In legends, the serpent is often a shape shifter and can be good or bad. It is also seen as being immortal and in some cases, an ancestral guardian spirit for a particular royal family or tribe. With the Chams of Viet Nam and Cambodia, the naga was one of the major symbols of the Champa Kingdom and a protector of their people. Among the Māori of Aotearoa (New Zealand), it is also not uncommon to see serpents decorated in the beams (or ribs) of a marae or ceremonial meeting house. The Waikato iwi or tribe in the western part of Aotearoa is said to have been protected by eight taniwhā, which is why they could never be conquered.
In the island of Mindanao in southern Philippines, in the house beams of the houses of the Maranao, the
naga is often depicted in house beams as a protector, though due to Islamization the depiction has become more abstract than it used to be. Also in Mindanao, according to the John Garvin’s Manobos of Mindanao (published by the US National Academy of Science in 1931):

The story of the creation of the world varies throughout the Agúsan Valley. In the district surrounding Talakógon creation is attributed to Makalídung, the first great Manóbo. The details of his work are very meager. He set the world up on posts, some say iron posts, with one in the center. At this central post he has his abode, in company with a python, according to the version of some, and whenever he feels displeasure toward men he shakes the post, thereby producing an earthquake and at the same time intimating to man his anger. It is believed that should the trembling continue the world would be destroyed.

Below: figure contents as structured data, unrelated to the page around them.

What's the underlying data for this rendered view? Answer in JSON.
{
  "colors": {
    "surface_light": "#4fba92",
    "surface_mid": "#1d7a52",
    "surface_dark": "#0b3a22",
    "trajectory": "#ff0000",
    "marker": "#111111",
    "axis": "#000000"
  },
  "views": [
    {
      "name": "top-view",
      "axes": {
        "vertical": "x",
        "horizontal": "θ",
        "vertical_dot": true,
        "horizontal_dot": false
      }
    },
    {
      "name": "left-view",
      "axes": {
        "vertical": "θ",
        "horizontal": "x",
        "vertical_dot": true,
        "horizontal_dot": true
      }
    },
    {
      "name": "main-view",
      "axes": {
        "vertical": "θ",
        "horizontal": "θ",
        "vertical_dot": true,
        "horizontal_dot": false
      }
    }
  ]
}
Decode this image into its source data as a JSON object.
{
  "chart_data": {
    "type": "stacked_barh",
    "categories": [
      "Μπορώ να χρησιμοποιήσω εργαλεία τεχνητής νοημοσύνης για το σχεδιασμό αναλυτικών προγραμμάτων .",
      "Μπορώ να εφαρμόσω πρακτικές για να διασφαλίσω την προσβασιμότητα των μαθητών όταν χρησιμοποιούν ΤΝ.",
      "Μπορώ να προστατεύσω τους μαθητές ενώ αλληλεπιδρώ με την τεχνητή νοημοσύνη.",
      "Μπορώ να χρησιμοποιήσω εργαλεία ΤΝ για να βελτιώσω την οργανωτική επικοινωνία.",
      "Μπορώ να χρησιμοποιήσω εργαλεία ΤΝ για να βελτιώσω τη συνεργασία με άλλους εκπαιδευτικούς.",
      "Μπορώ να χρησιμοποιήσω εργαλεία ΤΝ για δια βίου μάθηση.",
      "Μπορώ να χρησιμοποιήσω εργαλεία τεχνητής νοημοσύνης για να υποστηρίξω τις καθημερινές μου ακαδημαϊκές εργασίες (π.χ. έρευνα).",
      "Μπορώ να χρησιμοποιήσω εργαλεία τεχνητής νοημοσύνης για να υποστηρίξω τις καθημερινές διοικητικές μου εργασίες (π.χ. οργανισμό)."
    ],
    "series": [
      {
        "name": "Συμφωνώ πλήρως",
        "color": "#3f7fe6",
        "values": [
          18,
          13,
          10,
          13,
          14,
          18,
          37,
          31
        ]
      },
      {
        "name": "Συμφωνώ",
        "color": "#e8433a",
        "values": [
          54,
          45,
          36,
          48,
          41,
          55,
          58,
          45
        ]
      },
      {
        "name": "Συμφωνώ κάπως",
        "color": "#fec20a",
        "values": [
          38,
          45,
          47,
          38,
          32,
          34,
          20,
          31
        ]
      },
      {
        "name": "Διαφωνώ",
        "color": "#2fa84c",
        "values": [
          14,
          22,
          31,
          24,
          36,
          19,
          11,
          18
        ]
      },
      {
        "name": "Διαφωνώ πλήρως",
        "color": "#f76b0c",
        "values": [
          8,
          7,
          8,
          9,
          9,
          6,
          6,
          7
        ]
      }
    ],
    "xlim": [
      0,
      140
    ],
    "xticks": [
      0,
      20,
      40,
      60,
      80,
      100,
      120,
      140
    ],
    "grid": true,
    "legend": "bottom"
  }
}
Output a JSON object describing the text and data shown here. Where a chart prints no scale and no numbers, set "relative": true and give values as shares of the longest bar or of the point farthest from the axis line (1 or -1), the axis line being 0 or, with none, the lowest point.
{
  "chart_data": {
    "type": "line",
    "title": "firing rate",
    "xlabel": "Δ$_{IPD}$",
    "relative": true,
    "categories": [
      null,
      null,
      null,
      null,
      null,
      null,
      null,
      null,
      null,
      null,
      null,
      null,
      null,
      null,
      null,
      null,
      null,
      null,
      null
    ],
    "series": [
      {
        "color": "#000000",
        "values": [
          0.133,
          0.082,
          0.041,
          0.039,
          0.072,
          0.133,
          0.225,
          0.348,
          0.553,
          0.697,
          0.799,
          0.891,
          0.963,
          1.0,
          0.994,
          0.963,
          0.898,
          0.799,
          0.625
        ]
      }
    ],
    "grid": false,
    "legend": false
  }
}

In the same district it is believed that the sky is round and that its extremities are at the limits of the sea. Somewhere near these limits is an enormous hole called “the navel of the sea,” through which the waters descend and ascend. This explains the rise and the fall of the tide.

In Hawai`i, on the other hand, kihā were sometimes depicted in petroglyphs and in hula particularly on the island of Moloka`i. One of the patron deities of King Kamehameha I was a deity known as Kihāwahine (“Dragon Woman”). This deity was said to be shape shifter who appeared as a green dragon and in a green sarong as a woman. The devotees and priestesses (males were not allowed to become priests under this deity) normally refrained from wearing green in deference to her when approaching one of her shrines. One of the major attributes of this particularly deity was that her favored priestesses and devotees were said to have the power of prophesy and be able to shape shift–attributes a warrior-king like King Kamehameha would have desired.